Тарас, Тараска и Тарасевич

Под сумерки глава полеводческой бригады Тарас Ксенофонтович Шпехт возвращался с объезда луковых полей. Крепкая буланая кобылёнка Тараска, нареченная так кем-то из совхозных шутников, бежала ходко, бричку  подбрасывало на выбоинах, кидало из стороны в сторону, а Тарас Ксенофонтович, вверясь Тараске, отпустил поводья и, привалясь к плетеному бортику, поклевывал носом.
С полей и перелесков натягивало свежестью, медвяным настоем гречишного цвета и лип. Хлеба распрямлялись, льнули к студеному ветерку и, щекотя сумрак усатым колосом, поигрывали промеж собой, как сытые котята, разве что не мурлыкая от довольства. Дивная тишина баюкала землю, и под ее, только сердцем чуемый голос, Тарасу Ксенофонтовичу дремалось сладко и безмятежно, и пушились на выдохе его мягкие вислые усы.
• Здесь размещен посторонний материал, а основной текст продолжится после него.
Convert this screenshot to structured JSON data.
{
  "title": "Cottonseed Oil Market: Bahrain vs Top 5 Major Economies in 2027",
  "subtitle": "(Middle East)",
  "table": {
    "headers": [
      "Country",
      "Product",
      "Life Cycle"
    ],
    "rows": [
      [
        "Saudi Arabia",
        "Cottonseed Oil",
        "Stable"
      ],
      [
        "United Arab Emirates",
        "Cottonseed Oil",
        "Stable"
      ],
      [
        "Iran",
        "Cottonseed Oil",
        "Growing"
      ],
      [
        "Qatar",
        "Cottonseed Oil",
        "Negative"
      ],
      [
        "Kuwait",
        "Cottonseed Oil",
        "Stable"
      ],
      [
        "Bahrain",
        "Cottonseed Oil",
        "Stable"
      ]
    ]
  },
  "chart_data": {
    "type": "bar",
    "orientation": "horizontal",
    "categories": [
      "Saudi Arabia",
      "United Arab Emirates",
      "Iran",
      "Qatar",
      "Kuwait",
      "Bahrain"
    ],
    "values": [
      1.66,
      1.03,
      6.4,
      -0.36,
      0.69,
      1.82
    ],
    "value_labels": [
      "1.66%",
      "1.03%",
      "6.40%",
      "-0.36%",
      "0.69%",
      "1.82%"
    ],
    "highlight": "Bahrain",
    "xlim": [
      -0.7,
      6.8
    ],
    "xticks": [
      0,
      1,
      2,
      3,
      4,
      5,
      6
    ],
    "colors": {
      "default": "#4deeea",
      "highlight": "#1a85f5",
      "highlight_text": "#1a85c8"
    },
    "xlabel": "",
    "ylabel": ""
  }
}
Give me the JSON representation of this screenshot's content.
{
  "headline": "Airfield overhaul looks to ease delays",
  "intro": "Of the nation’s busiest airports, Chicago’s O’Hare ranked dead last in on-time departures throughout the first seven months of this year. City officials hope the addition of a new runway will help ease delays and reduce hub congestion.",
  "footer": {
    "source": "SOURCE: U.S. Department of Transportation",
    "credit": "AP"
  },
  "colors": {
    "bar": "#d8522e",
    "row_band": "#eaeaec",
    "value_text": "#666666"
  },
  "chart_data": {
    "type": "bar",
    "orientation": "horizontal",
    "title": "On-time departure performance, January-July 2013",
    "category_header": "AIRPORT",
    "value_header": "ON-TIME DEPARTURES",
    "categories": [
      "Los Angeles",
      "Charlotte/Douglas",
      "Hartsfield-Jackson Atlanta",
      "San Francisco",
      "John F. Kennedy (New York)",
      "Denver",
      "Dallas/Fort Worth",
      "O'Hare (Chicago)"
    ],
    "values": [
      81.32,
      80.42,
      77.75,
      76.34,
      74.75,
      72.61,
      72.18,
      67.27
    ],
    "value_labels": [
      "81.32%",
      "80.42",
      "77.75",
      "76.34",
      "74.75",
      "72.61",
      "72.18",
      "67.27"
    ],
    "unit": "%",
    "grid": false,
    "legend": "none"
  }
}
«Цок, цок,» - выговаривали копытки Тараски. Весело бежала кобылка, легко, стелилась под ее новенькие подковы прямая полевая дороженька, и отражались в фиолетовых зрачках и темный плат с зоревой поймой, и ширь полей неохватная, и межи, и перелески на них.
Длинно ли, нет бежала дорожка, а только пролегла она мимо кладбища, того самого, где покоились мощи дьяка Гаврилы Иванца, покинувшего божий свет в ночь на пасхальное воскресение Христово еще лет сто назад в грешном труде на телесах поповой жены Явдохи, что в последний свой час наказала положить ее рядом с полюбовником.
Было в округе на пять деревень еще два кладбища, но старики сказывали: на тех было, что и покойники из могил вставали, и, собираясь заполночь, ведьмы игры устраивали, куралесили, упыри вдоль дорог шлындали, а на гаврилкином погосте во все времена оставалось все тихо да мирно. Сном упокойным, праведным, спали здесь мало ли-много пожившие свое, и укрывали их приют густой тенью вековые ветвистые сосны.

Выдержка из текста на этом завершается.